Prepararlo para mi ausencia, sicológica y políticamente, era mi primera
obligación después de tantos años de lucha. Nunca dejé de señalar que se trataba
de una recuperación “no exenta de riesgos”.
Mi deseo fue
siempre cumplir el deber hasta el último aliento. Es lo que puedo ofrecer.
A mis
entrañables compatriotas, que me hicieron el inmenso honor de elegirme en días
recientes como miembro del Parlamento, en cuyo seno se deben adoptar acuerdos
importantes para el destino de nuestra Revolución, les comunico que no aspiraré
ni aceptaré- repito- no aspiraré ni aceptaré, el cargo de Presidente del Consejo
de Estado y Comandante en Jefe.
En breves cartas
dirigidas a Randy Alonso, Director del programa Mesa Redonda de la Televisión
Nacional, que a solicitud mía fueron divulgadas, se incluían discretamente
elementos de este mensaje que hoy escribo, y ni siquiera el destinatario de las
misivas conocía mi propósito. Tenía confianza en Randy porque lo conocí bien
cuando era estudiante universitario de Periodismo, y me reunía casi todas las
semanas con los representantes principales de los estudiantes universitarios, de
lo que ya era conocido como el interior del país, en la biblioteca de la amplia
casa de Kohly, donde se albergaban. Hoy todo el país es una inmensa Universidad.
Párrafos
seleccionados de la carta enviada a Randy el 17 de diciembre de 2007:
“Mi más profunda
convicción es que las respuestas a los problemas actuales de la sociedad cubana,
que posee un promedio educacional cercano a 12 grados, casi un millón de
graduados universitarios y la posibilidad real de estudio para sus ciudadanos
sin discriminación alguna, requieren más variantes de respuesta para cada
problema concreto que las contenidas en un tablero de ajedrez.
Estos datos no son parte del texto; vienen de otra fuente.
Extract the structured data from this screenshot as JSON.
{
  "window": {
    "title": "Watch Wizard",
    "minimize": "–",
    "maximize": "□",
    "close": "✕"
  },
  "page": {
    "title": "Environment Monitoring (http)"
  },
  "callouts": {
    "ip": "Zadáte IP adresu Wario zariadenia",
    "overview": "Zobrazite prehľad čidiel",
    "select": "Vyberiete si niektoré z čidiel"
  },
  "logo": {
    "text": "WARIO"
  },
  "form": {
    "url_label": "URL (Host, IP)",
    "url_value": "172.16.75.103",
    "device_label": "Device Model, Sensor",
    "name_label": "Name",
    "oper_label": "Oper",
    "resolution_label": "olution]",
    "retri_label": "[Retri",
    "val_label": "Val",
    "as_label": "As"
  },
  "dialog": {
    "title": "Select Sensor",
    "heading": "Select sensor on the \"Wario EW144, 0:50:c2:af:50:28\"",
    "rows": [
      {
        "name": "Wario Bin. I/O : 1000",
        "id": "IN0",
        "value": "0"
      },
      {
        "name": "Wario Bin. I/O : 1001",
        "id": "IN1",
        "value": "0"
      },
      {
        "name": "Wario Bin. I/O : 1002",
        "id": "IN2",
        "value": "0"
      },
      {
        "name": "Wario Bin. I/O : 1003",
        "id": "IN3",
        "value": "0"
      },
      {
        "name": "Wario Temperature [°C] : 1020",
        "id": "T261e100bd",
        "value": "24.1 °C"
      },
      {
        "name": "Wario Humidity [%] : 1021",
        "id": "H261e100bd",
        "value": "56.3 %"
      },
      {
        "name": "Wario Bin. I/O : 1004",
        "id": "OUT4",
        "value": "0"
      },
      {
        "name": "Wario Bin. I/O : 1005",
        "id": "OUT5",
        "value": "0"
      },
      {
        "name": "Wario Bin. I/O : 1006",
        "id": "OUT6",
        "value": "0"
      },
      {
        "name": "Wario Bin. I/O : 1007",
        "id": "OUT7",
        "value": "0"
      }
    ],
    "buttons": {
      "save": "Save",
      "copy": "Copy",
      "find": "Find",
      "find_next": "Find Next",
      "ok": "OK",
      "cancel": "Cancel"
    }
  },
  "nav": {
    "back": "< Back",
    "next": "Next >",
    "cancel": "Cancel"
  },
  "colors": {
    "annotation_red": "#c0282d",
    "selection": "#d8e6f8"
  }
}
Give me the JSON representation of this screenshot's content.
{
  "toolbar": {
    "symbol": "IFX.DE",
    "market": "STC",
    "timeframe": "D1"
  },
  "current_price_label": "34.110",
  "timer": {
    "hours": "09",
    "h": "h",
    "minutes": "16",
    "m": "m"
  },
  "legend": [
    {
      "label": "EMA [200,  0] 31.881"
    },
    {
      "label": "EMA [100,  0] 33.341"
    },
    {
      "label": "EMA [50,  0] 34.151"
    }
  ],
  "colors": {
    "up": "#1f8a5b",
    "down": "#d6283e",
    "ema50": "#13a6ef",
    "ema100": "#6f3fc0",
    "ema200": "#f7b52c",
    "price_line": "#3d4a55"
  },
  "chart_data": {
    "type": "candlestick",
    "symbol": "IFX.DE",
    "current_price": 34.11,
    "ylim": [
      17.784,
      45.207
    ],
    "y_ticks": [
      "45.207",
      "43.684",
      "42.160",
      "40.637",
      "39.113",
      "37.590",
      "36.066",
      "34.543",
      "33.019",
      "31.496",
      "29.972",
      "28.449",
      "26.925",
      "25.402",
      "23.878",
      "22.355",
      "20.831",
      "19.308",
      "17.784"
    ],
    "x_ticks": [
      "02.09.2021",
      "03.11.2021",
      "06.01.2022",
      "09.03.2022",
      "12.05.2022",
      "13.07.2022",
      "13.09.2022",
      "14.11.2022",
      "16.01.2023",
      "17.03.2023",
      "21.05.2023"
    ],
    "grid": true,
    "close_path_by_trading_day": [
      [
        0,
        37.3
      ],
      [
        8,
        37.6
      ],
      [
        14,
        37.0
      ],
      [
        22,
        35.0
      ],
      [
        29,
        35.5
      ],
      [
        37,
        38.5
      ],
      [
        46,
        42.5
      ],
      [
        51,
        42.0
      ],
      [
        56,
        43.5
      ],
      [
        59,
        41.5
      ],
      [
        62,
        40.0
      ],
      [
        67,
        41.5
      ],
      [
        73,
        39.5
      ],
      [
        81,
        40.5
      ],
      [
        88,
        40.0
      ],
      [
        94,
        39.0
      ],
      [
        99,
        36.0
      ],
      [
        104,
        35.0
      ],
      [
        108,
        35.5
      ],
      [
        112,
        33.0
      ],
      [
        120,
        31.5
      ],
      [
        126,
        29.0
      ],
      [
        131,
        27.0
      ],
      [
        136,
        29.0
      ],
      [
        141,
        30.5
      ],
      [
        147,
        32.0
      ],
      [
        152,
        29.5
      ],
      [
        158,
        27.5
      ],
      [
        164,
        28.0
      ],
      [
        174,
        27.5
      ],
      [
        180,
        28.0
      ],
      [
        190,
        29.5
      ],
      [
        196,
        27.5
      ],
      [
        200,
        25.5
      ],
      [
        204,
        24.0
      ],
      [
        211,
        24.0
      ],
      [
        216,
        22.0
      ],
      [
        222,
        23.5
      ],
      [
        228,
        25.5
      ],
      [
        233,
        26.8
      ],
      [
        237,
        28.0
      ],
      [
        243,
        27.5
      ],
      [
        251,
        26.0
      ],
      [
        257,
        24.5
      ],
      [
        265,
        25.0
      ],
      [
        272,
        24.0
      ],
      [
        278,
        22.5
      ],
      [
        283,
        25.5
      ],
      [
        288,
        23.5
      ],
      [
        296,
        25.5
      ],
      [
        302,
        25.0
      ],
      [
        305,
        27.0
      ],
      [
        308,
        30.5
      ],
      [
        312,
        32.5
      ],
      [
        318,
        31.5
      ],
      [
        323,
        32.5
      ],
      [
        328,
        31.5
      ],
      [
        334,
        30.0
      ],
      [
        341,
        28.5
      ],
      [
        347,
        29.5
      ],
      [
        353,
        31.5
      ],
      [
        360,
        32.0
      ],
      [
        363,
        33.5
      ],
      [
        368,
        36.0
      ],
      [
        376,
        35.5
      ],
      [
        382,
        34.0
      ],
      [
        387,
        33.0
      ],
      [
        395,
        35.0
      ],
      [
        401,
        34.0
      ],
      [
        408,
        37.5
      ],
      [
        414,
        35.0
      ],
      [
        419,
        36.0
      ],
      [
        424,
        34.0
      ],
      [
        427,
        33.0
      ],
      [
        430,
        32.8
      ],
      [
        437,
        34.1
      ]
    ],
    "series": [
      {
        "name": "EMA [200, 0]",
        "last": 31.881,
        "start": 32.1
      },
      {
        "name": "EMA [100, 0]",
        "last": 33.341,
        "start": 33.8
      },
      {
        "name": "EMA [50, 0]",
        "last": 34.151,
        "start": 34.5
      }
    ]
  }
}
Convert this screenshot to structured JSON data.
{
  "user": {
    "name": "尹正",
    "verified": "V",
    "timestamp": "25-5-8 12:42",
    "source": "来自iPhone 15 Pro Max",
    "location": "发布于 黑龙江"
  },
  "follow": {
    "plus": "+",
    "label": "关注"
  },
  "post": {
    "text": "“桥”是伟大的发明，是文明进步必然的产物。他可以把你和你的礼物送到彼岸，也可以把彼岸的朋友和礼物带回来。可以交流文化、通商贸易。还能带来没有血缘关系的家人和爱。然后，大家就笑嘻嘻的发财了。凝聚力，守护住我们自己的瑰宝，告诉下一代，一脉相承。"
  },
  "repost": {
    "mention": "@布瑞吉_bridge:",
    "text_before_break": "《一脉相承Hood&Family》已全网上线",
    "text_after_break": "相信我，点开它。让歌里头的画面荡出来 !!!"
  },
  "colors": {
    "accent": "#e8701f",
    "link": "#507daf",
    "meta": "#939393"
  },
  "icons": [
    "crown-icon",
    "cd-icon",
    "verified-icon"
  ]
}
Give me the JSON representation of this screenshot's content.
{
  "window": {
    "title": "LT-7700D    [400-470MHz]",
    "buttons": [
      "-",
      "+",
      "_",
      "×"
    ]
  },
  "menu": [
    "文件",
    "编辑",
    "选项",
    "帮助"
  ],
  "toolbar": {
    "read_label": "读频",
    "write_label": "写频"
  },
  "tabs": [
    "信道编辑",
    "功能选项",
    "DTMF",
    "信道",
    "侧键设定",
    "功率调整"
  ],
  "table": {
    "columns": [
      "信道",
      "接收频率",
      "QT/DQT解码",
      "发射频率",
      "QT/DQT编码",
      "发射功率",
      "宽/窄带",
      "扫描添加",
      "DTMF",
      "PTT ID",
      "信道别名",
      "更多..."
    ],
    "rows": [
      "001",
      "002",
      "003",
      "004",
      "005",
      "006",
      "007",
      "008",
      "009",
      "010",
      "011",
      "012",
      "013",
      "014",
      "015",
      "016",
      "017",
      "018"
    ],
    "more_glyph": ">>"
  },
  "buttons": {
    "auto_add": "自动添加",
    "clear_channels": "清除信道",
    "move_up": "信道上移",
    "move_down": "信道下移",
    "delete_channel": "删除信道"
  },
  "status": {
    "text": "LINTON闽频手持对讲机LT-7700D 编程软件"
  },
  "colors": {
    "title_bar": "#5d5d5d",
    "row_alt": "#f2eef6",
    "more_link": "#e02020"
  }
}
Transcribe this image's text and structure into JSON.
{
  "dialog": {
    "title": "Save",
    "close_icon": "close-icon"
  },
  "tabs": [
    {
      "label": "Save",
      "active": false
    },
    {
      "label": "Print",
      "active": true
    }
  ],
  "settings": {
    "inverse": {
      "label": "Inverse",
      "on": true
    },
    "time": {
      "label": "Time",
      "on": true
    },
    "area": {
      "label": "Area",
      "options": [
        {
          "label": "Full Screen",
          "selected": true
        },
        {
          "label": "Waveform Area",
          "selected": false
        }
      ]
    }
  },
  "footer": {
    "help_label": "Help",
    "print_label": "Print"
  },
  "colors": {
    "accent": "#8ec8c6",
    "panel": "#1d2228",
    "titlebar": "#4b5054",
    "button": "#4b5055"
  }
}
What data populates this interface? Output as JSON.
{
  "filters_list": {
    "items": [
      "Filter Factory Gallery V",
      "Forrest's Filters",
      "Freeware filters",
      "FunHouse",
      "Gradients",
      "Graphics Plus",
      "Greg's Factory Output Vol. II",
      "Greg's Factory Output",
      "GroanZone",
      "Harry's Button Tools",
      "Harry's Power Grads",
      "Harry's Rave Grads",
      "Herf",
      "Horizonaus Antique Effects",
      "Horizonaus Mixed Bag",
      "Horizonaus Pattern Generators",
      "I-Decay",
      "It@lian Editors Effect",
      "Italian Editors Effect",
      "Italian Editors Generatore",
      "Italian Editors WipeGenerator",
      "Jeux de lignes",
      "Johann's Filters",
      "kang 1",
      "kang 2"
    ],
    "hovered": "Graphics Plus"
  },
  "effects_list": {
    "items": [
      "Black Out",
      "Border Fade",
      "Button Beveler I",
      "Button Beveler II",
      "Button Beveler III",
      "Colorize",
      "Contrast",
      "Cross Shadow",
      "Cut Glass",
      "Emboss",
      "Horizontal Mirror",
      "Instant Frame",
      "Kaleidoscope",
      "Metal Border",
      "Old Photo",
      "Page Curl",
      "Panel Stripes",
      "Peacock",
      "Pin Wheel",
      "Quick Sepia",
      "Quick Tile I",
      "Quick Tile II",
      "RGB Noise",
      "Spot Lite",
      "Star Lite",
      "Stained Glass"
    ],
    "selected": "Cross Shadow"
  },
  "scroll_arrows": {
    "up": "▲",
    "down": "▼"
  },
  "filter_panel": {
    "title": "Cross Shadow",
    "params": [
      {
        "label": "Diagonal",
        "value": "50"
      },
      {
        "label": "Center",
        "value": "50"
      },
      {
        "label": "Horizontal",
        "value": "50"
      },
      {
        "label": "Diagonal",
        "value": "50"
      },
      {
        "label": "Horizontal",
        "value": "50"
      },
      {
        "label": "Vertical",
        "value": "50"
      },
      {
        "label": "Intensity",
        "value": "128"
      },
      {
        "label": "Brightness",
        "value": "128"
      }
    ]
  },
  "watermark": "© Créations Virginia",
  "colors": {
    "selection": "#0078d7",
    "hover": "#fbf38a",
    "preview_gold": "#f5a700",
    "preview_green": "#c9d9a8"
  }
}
Ni un solo
detalle se puede ignorar, y no se trata de un camino fácil, si es que la
inteligencia del ser humano en una sociedad revolucionaria ha de prevalecer
sobre sus instintos.
“Mi deber
elemental no es aferrarme a cargos, ni mucho menos obstruir el paso a personas
más jóvenes, sino aportar experiencias e ideas cuyo modesto valor proviene de la
época excepcional que me tocó vivir.
“Pienso como
Niemeyer que hay que ser consecuente hasta el final.”
Carta del 8 de
enero de 2008:
“…Soy decidido
partidario del voto unido (un
principio que preserva el mérito ignorado). Fue lo que nos permitió evitar las
tendencias a copiar lo que venía de los países del antiguo campo socialista,
entre ellas el retrato de un candidato único, tan solitario como a la vez tan
solidario con Cuba. Respeto mucho aquel primer intento de construir el
socialismo, gracias al cual pudimos continuar el camino escogido.”
“Tenía muy
presente que toda la gloria del mundo cabe en un grano de maíz”, reiteraba en
aquella carta.
Traicionaría por
tanto mi conciencia ocupar una responsabilidad que requiere movilidad y entrega
total que no estoy en condiciones físicas de ofrecer. Lo explico sin dramatismo.
Afortunadamente
nuestro proceso cuenta todavía con cuadros de la vieja guardia, junto a otros
que eran muy jóvenes cuando se inició la primera etapa de la Revolución. Algunos
casi niños se incorporaron a los combatientes de las montañas y después, con su
heroísmo y sus misiones internacionalistas, llenaron de gloria al país. Cuentan
con la autoridad y la experiencia para garantizar el reemplazo. Dispone
igualmente nuestro proceso de la generación intermedia que aprendió junto a
nosotros los elementos del complejo y casi inaccesible arte de organizar y
dirigir una revolución.
El camino
siempre será difícil y requerirá el esfuerzo inteligente de todos. Desconfío de
las sendas aparentemente fáciles de la apologética, o la autoflagelación como
antítesis. Prepararse siempre para la peor de las variantes. Ser tan prudentes
en el éxito como firmes en la adversidad es un principio que no puede olvidarse.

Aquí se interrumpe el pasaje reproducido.